Mpox and the one health approach

Dialogues Health. 2026 Mar 17:8:100293. doi: 10.1016/j.dialog.2026.100293. eCollection 2026 Jun.

Abstract

Objective: To synthesize updated epidemiological, genomic, clinical, and policy evidence on mpox, with emphasis on the emergence of Clade I sub-lineage "Clade Ib" and its implications for One Health-based preparedness.

Methods: This narrative, non-systematic state-of-the-art review draws on literature indexed in PubMed/MEDLINE, Scopus, Web of Science, and Embase, alongside official reports from WHO, Africa CDC, CDC, ECDC, and FAO. Searches covered January 2000 to May 2025, with epidemiological data included through 31 May 2025. Human observational studies, outbreak reports, genomic analyses, clinical trials, and guidance documents were included. Evidence was synthesized in alignment with SANRA principles.

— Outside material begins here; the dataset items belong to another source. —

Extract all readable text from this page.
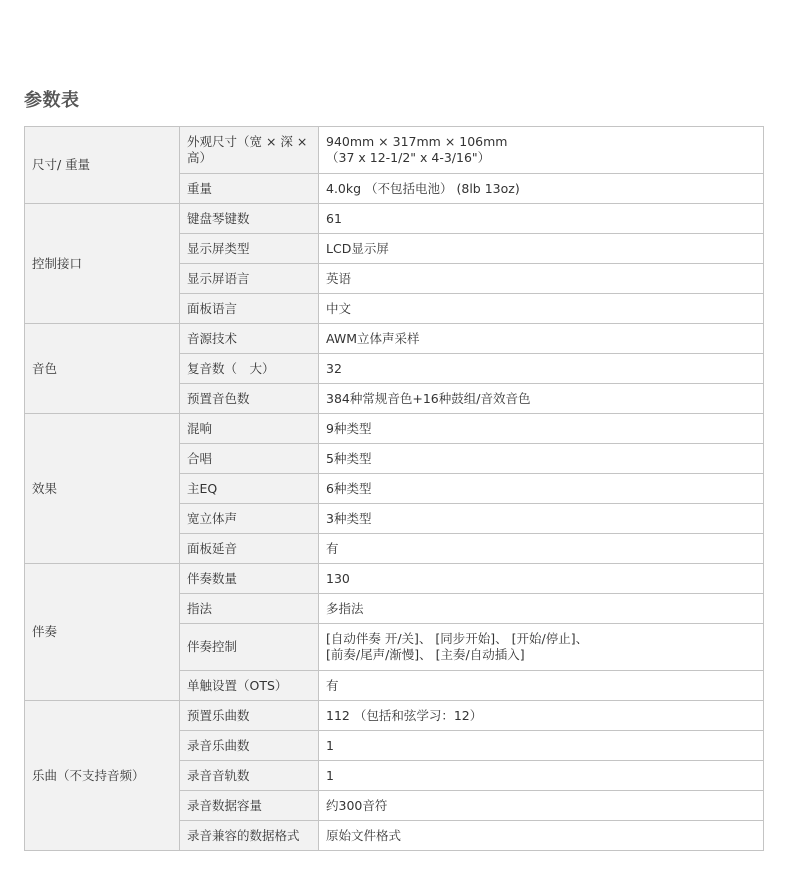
参数表
尺寸/ 重量	外观尺寸（宽 × 深 × 高）	940mm × 317mm × 106mm
（37 x 12-1/2" x 4-3/16"）

	重量	4.0kg （不包括电池） (8lb 13oz)

控制接口	键盘琴键数	61

	显示屏类型	LCD显示屏

	显示屏语言	英语

	面板语言	中文

音色	音源技术	AWM立体声采样

	复音数（　大）	32

	预置音色数	384种常规音色+16种鼓组/音效音色

效果	混响	9种类型

	合唱	5种类型

	主EQ	6种类型

	宽立体声	3种类型

	面板延音	有

伴奏	伴奏数量	130

	指法	多指法

	伴奏控制	[自动伴奏 开/关]、 [同步开始]、 [开始/停止]、
[前奏/尾声/渐慢]、 [主奏/自动插入]

	单触设置（OTS）	有

乐曲（不支持音频）	预置乐曲数	112 （包括和弦学习：12）

	录音乐曲数	1

	录音音轨数	1

	录音数据容量	约300音符

	录音兼容的数据格式	原始文件格式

Key findings: Since the 2022 global outbreak driven by Clade IIb, mpox epidemiology has shifted with sustained transmission of Clade I variants in Central Africa and the emergence of a proposed Clade Ib lineage characterized by APOBEC3-associated mutational signatures. Pediatric predominance and household transmission patterns distinguish recent outbreaks from earlier sexual-network-associated spread. Vaccine effectiveness of JYNNEOS varies by population and dosing regimen, while randomized trials (PALM007, STOMP) have not demonstrated statistically significant clinical benefit of tecovirimat on primary endpoints. Environmental surveillance and genomic sequencing remain critical to tracking transmission dynamics.

Implications: Even amid sustained human-to-human transmission, integrated One Health strategies-linking human, animal, and environmental surveillance are essential for outbreak containment, equitable vaccine deployment, and long-term prevention.

Keywords: APOBEC3; Clade I; Clade Ib; Genomic surveillance; Mpox; One Health; Vaccine effectiveness.